Ensemble learning, Bagging and Boosting

What is ensemble learning?

Ensemble learning is a machine learning technique, where multiple hypotheses combined to give the final output. For example, for classifying red and green balls, instead of using one perceptron, we may use multiple weak perceptrons and combine their output. Let’s say we have 5 perceptrons and three of them classified a point as green. Thus, there is a better chance of that point being actually green than a single perceptron classifying it as green. There are multiple ensembling algorithms. We will discuss about two of those in this article.

1. Bootstrap aggregating (Bagging)

This is the simplest ensemble algorithm. In Bagging, K number of weak hypothesis are trained randomly sampled data and simple voting is done among their output to get the final output for a data point. The Algorithm for Bagging is:

  1. Choose a K for the number of weak hypotheses to train. We can validate over different values of K later to see the optimal value of K
  2. For all K hypotheses, choose a random sampled data set from the traning data set and train the hypothesis. The size of sampled data can be adjusted according to the performance.
  3. For all data points in test data, find the prediction of all K hypotheses.
  4. Do a simple voting to get the majority among the ouput to give it the crown of the final output of that data point

2. Adaptive Boosting (AdaBoost)

In Boosting, we give weights to each data point while training.

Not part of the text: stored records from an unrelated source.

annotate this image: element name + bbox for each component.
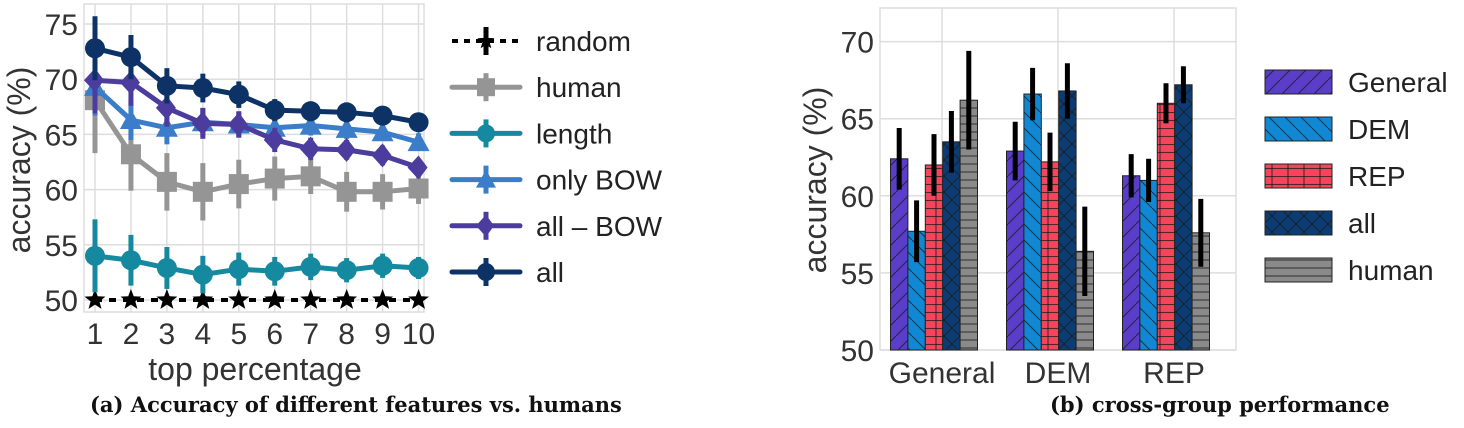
series-random [84,289,429,309]
y-tick-label: 50 [45,285,78,318]
bar-group-rep [1122,66,1211,351]
caption-b: (b) cross-group performance [1050,392,1390,417]
legend-label: General [1348,67,1448,98]
series-all [85,16,429,133]
bar-rep [1156,102,1176,351]
bar-general [1006,150,1025,351]
legend-item: only BOW [449,165,663,196]
legend-a: random human length only BOW all – BOW all [449,26,663,288]
legend-item: General [1264,67,1448,98]
legend-label: length [536,118,612,149]
bar-group-dem [1006,63,1095,351]
legend-item: human [449,72,622,103]
legend-label: human [536,72,622,103]
legend-label: only BOW [536,165,663,196]
x-tick-label: 6 [266,318,283,351]
legend-item: DEM [1264,114,1410,145]
x-tick-label: REP [1143,357,1205,390]
bar-group-general [890,50,979,351]
series-human [85,47,429,221]
series-all---bow [84,47,428,180]
bar-all [1058,90,1077,351]
legend-label: REP [1348,161,1406,192]
y-tick-label: 65 [45,119,78,152]
y-axis-label: accuracy (%) [1,67,37,254]
series-length [85,219,429,294]
caption-a: (a) Accuracy of different features vs. h… [90,392,622,417]
y-tick-label: 50 [841,335,874,368]
bar-all [1174,84,1193,351]
x-tick-label: 9 [374,318,391,351]
legend-item: random [452,26,631,57]
legend-item: all [449,257,564,288]
x-tick-label: 8 [338,318,355,351]
legend-item: length [449,118,612,149]
x-tick-label: 1 [87,318,104,351]
x-tick-label: 2 [123,318,140,351]
x-tick-label: 3 [159,318,176,351]
chart-a-line-plot: 50 55 60 65 70 75 1 2 3 4 5 6 7 8 9 10 top percentage acc… [1,3,663,387]
y-tick-label: 65 [841,104,874,137]
x-tick-label: 7 [302,318,319,351]
x-tick-label: DEM [1025,357,1092,390]
y-tick-label: 55 [841,258,874,291]
y-tick-label: 70 [841,27,874,60]
y-tick-label: 70 [45,64,78,97]
x-tick-label: General [889,357,996,390]
legend-label: all [536,257,564,288]
legend-item: REP [1264,161,1406,192]
legend-b: General DEM REP all human [1264,67,1448,286]
legend-label: all – BOW [536,211,663,242]
y-axis-label: accuracy (%) [797,87,833,274]
y-tick-label: 55 [45,230,78,263]
chart-b-bar-plot: 50 55 60 65 70 General DEM REP accuracy (%) Gener… [797,7,1448,390]
x-tick-label: 4 [195,318,212,351]
x-tick-label: 10 [402,318,435,351]
legend-item: all – BOW [449,211,663,242]
bar-dem [1023,93,1042,351]
y-tick-label: 60 [45,175,78,208]
x-axis-label: top percentage [148,351,362,387]
legend-label: DEM [1348,114,1410,145]
bar-dem [1139,179,1158,351]
bar-all [942,141,961,351]
x-tick-label: 5 [230,318,247,351]
y-tick-label: 75 [45,9,78,42]
legend-label: all [1348,208,1376,239]
legend-label: random [536,26,631,57]
legend-item: human [1264,255,1434,286]
y-tick-label: 60 [841,181,874,214]
legend-item: all [1264,208,1376,239]
legend-label: human [1348,255,1434,286]
bar-general [1122,175,1141,351]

The weight is basically the probability of it getting picked up by the next hypothesis while training. When a point is mis-classified, the weight of that data point is increased, so that it gets picked by the next hypothesis. Also, every hypothesis is given a weight which is simply the effectiveness of that hypothesis. We can visualize this situation as, Let’s say we have 5 Experts on a specific issue in a room and two of them perform very well than the other three. It is obvious that, we will tend to listen and give more emphasis to the better performing experts more than other three. That is what is implemented in AdaBoost where better performing models are given more weights so that the output of that hypothesis has a significant role in deciding the final output. The Algorithm for AdaBoost is:

  1. Choose a K for the number of weak hypotheses to train. We can validate over different values of K later to see the optimal value of K
  2. Initialize a weight vector W for the traing data points. As we use these weights as probability values, Ideally initialize all values to (1 / length of weight vector), so that, all the elements sum to 1.
  3. Initialize another vector Z and initialize all the elements to 0. This is the effectiveness of the hypotheses.
  4. For all values of K, choose a random sample of data according the weight vector W from that training data set. The size of the sampled data can be adjusted according to the performance of the model. Initially something between 0.5-1.5 * size of training data is good. Train the hypothesis with the sampled data.
    • Now for each training data point, match the output of the the hypothesis. If the point is mis-classified, increse the weight of that data point.
    • Change the corresponding value of Z according to the performance of the hypothesis,
  5. Now for each data point, return the weighted majority.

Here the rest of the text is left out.